Aux États-Unis, l’heure du bilan approche. Les farmers vont inventorier les dommages causés par les températures polaires qui se sont abattues dans le centre et le sud du pays, jusqu’au Texas.

Mais sur les places de marché, les opérateurs ont déjà manifesté leurs inquiétudes. À Rouen, le cours de la tonne du blé a progressé de 5 € la semaine 8 pour atteindre 228 €, tandis que les cours de la tonne de maïs et d’orge fourragère franchissaient allègrement le seuil de 210 €.

Depuis, le bassin de la mer Noire est à son tour plongé dans un froid polaire. Une partie des cultures d’hiver pourrait aussi périr et le blé se faire rare. Si bien que la tonne de la céréale a de nouveau augmenté (231 € le 23 février).

La fin de campagne de production et d’exportation est décidément bien plus difficile qu’escompté il y a encore quelques semaines. Car avant même que ces vagues de froid ne surviennent, la période de transition entre les mois de juin et d’août prochains s’annonçait déjà tendue. Les stocks de report de blé seront en repli dans la plupart des principaux pays exportateurs.

Selon l’USDA, ils n’excéderaient pas 22 millions de tonnes (Mt) aux États-Unis (-10 Mt en quatre ans) et ils sont d’ores et déjà estimés à 10 Mt (-4 Mt) dans l’Union européenne (UE). Les stocks mondiaux d’orges et de maïs seront aussi faibles.

Dans l’hémisphère sud, les difficultés mentionnées les semaines passées persistent. L’USDA estime toujours à 109 Mt la production record de maïs au Brésil. Pour autant, l’arrivée de précipitations retarde à nouveau la seconde vague de semis de maïs dans le pays.

Au niveau mondial, les transactions commerciales de blé restent dynamiques alors que la Russie se retire progressivement des marchés depuis l’instauration de sa taxe à l’export de 25 €/t. Et si, au Kazakhstan, la récolte de blé est nettement supérieure à celle encore estimée le mois passé (14 ,2 Mt et non pas 12,5 Mt, + 2,8 Mt sur un an – source Bureau national des statistiques du Kazakhstan), le pays n’exporterait que 7,5 Mt de grains (+0,5 Mt sur un an).

Un équilibre ténu

Dans l’UE, la France tente tant bien que mal d’approvisionner ses clients. Chaque mois, notre pays projette d’exporter un peu plus de blé et d’orges vers les pays tiers que le mois précédent (+240 000 t en février par rapport à janvier), selon FranceAgriMer.

Mais comme la récolte 2020 a été très faible, l’hexagone n’aura expédié hors de l’UE, à la fin du mois de juin prochain, que 7,2 Mt de blé et 3Mt d’orges (-46 % et -26 % par rapport à 2020-2021). Et notre pays ne disposera en stocks plus que de 2,48 Mt de blé (-18 % par rapport à 2019-2020), de 1,07 Mt d’orges (-23 %) et de 1,86 Mt de maïs (-9 %).

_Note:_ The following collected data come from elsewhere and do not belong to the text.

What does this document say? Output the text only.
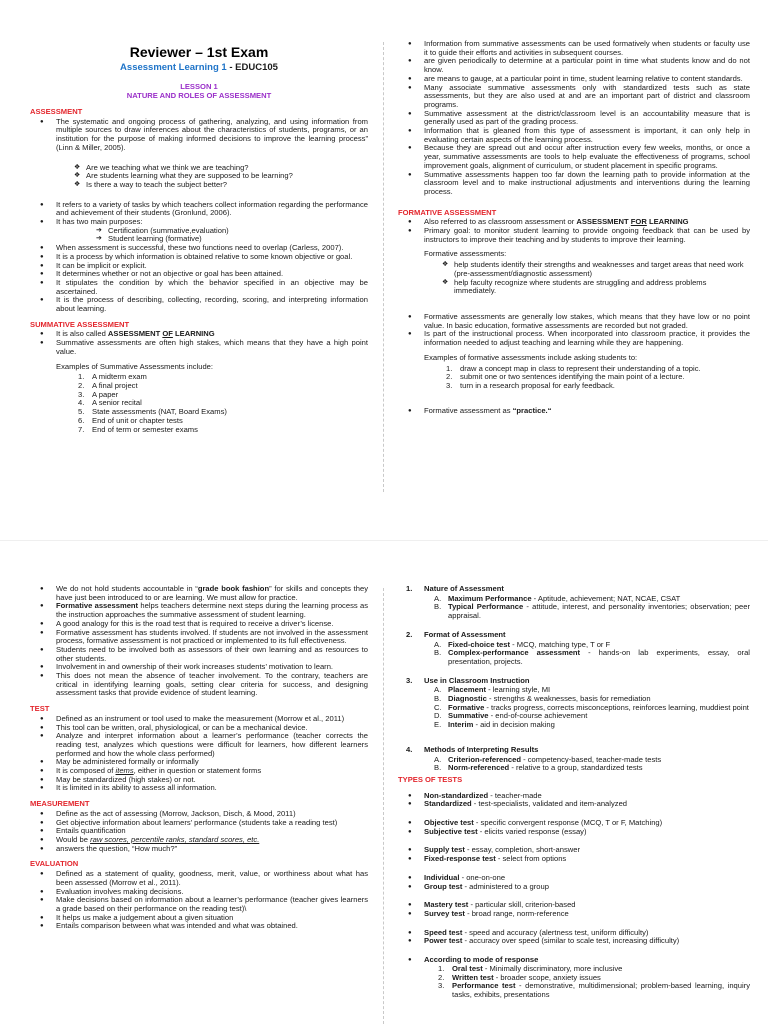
Reviewer – 1st Exam
Assessment Learning 1 - EDUC105
LESSON 1
NATURE AND ROLES OF ASSESSMENT
ASSESSMENT
● The systematic and ongoing process of gathering, analyzing, and using information from multiple sources to draw inferences about the characteristics of students, programs, or an institution for the purpose of making informed decisions to improve the learning process” (Linn & Miller, 2005).
❖ Are we teaching what we think we are teaching?
❖ Are students learning what they are supposed to be learning?
❖ Is there a way to teach the subject better?
● It refers to a variety of tasks by which teachers collect information regarding the performance and achievement of their students (Gronlund, 2006).
● It has two main purposes:
➔ Certification (summative,evaluation)
➔ Student learning (formative)
● When assessment is successful, these two functions need to overlap (Carless, 2007).
● It is a process by which information is obtained relative to some known objective or goal.
● It can be implicit or explicit.
● It determines whether or not an objective or goal has been attained.
● It stipulates the condition by which the behavior specified in an objective may be ascertained.
● It is the process of describing, collecting, recording, scoring, and interpreting information about learning.
SUMMATIVE ASSESSMENT
● It is also called ASSESSMENT OF LEARNING
● Summative assessments are often high stakes, which means that they have a high point value.
Examples of Summative Assessments include:
1. A midterm exam
2. A final project
3. A paper
4. A senior recital
5. State assessments (NAT, Board Exams)
6. End of unit or chapter tests
7. End of term or semester exams
● Information from summative assessments can be used formatively when students or faculty use it to guide their efforts and activities in subsequent courses.
● are given periodically to determine at a particular point in time what students know and do not know.
● are means to gauge, at a particular point in time, student learning relative to content standards.
● Many associate summative assessments only with standardized tests such as state assessments, but they are also used at and are an important part of district and classroom programs.
● Summative assessment at the district/classroom level is an accountability measure that is generally used as part of the grading process.
● Information that is gleaned from this type of assessment is important, it can only help in evaluating certain aspects of the learning process.
● Because they are spread out and occur after instruction every few weeks, months, or once a year, summative assessments are tools to help evaluate the effectiveness of programs, school improvement goals, alignment of curriculum, or student placement in specific programs.
● Summative assessments happen too far down the learning path to provide information at the classroom level and to make instructional adjustments and interventions during the learning process.
FORMATIVE ASSESSMENT
● Also referred to as classroom assessment or ASSESSMENT FOR LEARNING
● Primary goal: to monitor student learning to provide ongoing feedback that can be used by instructors to improve their teaching and by students to improve their learning.
Formative assessments:
❖ help students identify their strengths and weaknesses and target areas that need work (pre-assessment/diagnostic assessment)
❖ help faculty recognize where students are struggling and address problems immediately.
● Formative assessments are generally low stakes, which means that they have low or no point value. In basic education, formative assessments are recorded but not graded.
● Is part of the instructional process. When incorporated into classroom practice, it provides the information needed to adjust teaching and learning while they are happening.
Examples of formative assessments include asking students to:
1. draw a concept map in class to represent their understanding of a topic.
2. submit one or two sentences identifying the main point of a lecture.
3. turn in a research proposal for early feedback.
● Formative assessment as “practice.“
● We do not hold students accountable in “grade book fashion” for skills and concepts they have just been introduced to or are learning. We must allow for practice.
● Formative assessment helps teachers determine next steps during the learning process as the instruction approaches the summative assessment of student learning.
● A good analogy for this is the road test that is required to receive a driver’s license.
● Formative assessment has students involved. If students are not involved in the assessment process, formative assessment is not practiced or implemented to its full effectiveness.
● Students need to be involved both as assessors of their own learning and as resources to other students.
● Involvement in and ownership of their work increases students’ motivation to learn.
● This does not mean the absence of teacher involvement. To the contrary, teachers are critical in identifying learning goals, setting clear criteria for success, and designing assessment tasks that provide evidence of student learning.
TEST
● Defined as an instrument or tool used to make the measurement (Morrow et al., 2011)
● This tool can be written, oral, physiological, or can be a mechanical device.
● Analyze and interpret information about a learner’s performance (teacher corrects the reading test, analyzes which questions were difficult for learners, how different learners performed and how the whole class performed)
● May be administered formally or informally
● It is composed of items, either in question or statement forms
● May be standardized (high stakes) or not.
● It is limited in its ability to assess all information.
MEASUREMENT
● Define as the act of assessing (Morrow, Jackson, Disch, & Mood, 2011)
● Get objective information about learners’ performance (students take a reading test)
● Entails quantification
● Would be raw scores, percentile ranks, standard scores, etc.
● answers the question, “How much?”
EVALUATION
● Defined as a statement of quality, goodness, merit, value, or worthiness about what has been assessed (Morrow et al., 2011).
● Evaluation involves making decisions.
● Make decisions based on information about a learner’s performance (teacher gives learners a grade based on their performance on the reading test)\
● It helps us make a judgement about a given situation
● Entails comparison between what was intended and what was obtained.
1. Nature of Assessment
A. Maximum Performance - Aptitude, achievement; NAT, NCAE, CSAT
B. Typical Performance - attitude, interest, and personality inventories; observation; peer appraisal.
2. Format of Assessment
A. Fixed-choice test - MCQ, matching type, T or F
B. Complex-performance assessment - hands-on lab experiments, essay, oral presentation, projects.
3. Use in Classroom Instruction
A. Placement - learning style, MI
B. Diagnostic - strengths & weaknesses, basis for remediation
C. Formative - tracks progress, corrects misconceptions, reinforces learning, muddiest point
D. Summative - end-of-course achievement
E. Interim - aid in decision making
4. Methods of Interpreting Results
A. Criterion-referenced - competency-based, teacher-made tests
B. Norm-referenced - relative to a group, standardized tests
TYPES OF TESTS
● Non-standardized - teacher-made
● Standardized - test-specialists, validated and item-analyzed
● Objective test - specific convergent response (MCQ, T or F, Matching)
● Subjective test - elicits varied response (essay)
● Supply test - essay, completion, short-answer
● Fixed-response test - select from options
● Individual - one-on-one
● Group test - administered to a group
● Mastery test - particular skill, criterion-based
● Survey test - broad range, norm-reference
● Speed test - speed and accuracy (alertness test, uniform difficulty)
● Power test - accuracy over speed (similar to scale test, increasing difficulty)
● According to mode of response
1. Oral test - Minimally discriminatory, more inclusive
2. Written test - broader scope, anxiety issues
3. Performance test - demonstrative, multidimensional; problem-based learning, inquiry tasks, exhibits, presentations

Sur le marché intérieur, la campagne de commercialisation des céréales porte les stigmates de la double crise sanitaire et économique qui met notre pays à l’épreuve.

Pour le blé, la grippe aviaire restreint aussi la production d’aliments. Et pour l’orge, les mises en œuvre en malterie porteront finalement sur 240 000 t de grains et non pas sur 250 000 t. La consommation de bière est pénalisée par les fermetures des bars et des restaurants.

La sécurité alimentaire en marche

En menant des politiques agricoles volontaristes, des pays structurellement déficitaires en grains parviennent à accroître leur souveraineté alimentaire.
En Turquie, dans les régions de Sani Urfa et de Mardin, l’implantation de maïs irrigué en deuxième culture permet de doubler la production de grains dans ces régions. La céréale est implantée dès que les blés et les orges sont moissonnés, fin mai-début juin. L’an passé, l’ex empire ottoman doit sa production record de maïs (7,1 Mt ; +18 % sur un an et + 200 % en 20 ans) à une bonne technicité (11,45 t/ha) et à des conditions météorologiques favorables.
En Éthiopie, les rendements du blé (2,4 t/ha) ont triplé en vingt ans. Ils sont bien supérieurs à ceux observés dans de nombreux pays exportateurs majeurs de grains. Si bien que le plus grand pays producteur de blé subsaharien a récolté 5,3 Mt.